The City’s Reentry Council and the Human Rights Commission want the Board of Supervisors to pass a law making it illegal to discriminate against rental applicants who are former prisoners.
They argue that felons who served their time are entitled to the same “human rights” as the rest of us. It’s not true morally or legally. Virtually all states withhold some rights from released felons. These laws are part of the punishment and protect the public. In California, released felons permanently lose the right to own firearms or serve on a jury.
So let’s consider our own safety in San Francisco. Suppose I’m the landlord of one of the mothers on the Human Rights Commission and I rent the apartment next to hers to a twice-convicted pedophile. Will she thank me for making her and her three young children safer?
Keith Bernstein, San Francisco
Hard city to live in
Some San Francisco supervisors are trying to dismantle Care Not Cash so The City would once again be a mecca for the nation’s homeless.
Meanwhile, city employers are persecuted by the highest tax rates west of the Potomac River and plagued by a ridiculous number of licensing and registration fees.
San Francisco manufacturers are crippled by California’s tough environmental standards, which don’t apply to Chinese barges leaving their carbon footprint in our Bay, filled to the rim with competing products containing lead, radon and other carcinogens that end up in our landfills, not China’s.
There is not enough space for our children to enroll in classes at local recreation centers due to “lack of money.”

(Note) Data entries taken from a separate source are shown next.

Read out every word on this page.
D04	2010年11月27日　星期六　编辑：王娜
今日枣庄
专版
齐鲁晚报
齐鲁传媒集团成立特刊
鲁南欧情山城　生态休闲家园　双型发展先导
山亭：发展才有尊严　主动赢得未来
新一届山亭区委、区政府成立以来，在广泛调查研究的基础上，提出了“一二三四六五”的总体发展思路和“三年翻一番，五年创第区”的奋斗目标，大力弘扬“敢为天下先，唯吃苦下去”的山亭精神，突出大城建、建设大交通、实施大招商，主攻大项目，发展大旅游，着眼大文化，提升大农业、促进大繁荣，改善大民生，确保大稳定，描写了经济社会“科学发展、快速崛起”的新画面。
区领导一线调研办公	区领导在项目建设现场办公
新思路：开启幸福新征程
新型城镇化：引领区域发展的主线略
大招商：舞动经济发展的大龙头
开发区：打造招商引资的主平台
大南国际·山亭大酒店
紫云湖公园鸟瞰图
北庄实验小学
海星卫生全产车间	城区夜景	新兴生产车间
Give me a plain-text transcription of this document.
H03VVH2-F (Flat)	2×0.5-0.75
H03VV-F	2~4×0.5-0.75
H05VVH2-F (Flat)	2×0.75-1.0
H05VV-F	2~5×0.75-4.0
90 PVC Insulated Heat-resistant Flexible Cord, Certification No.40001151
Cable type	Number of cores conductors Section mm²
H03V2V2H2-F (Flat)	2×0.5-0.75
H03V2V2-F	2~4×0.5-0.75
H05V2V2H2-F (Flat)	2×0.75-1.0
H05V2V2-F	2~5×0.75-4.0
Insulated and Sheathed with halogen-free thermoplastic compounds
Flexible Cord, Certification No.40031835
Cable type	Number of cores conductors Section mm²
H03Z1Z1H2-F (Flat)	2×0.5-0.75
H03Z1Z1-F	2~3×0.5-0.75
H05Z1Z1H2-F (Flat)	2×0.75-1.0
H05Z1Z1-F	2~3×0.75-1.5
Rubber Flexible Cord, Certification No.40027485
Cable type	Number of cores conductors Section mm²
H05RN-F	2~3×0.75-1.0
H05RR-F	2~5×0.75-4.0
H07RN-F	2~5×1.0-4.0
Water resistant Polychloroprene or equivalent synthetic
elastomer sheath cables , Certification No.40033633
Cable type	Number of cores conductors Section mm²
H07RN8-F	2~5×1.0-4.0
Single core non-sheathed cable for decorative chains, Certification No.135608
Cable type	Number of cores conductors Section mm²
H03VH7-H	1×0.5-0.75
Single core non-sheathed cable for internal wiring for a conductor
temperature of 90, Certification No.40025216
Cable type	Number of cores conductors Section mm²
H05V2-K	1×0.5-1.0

And our lawmakers wonder why families and businesses are fleeing San Francisco by the scores? With this leadership, we’d have to be insane to stay.
Joanne Gómez, San Francisco
The Indiana example
Indiana is proving that a well-managed Rust Belt state can create jobs and run a fiscal surplus even in these tough economic times. Californians should take note that Indiana had a $1.2 billion surplus on June 30 and will be paying out state workers bonuses of $500 to $1,000 in August.
Indiana Gov. Mitch Daniels aggressively sought out new private-sector employers and brought frugality back into state government. In announcing the bonuses, Daniels pointed to spending efficiencies that enabled his state to stay in the black even as revenue plummeted.
If Indiana can do it, why not California?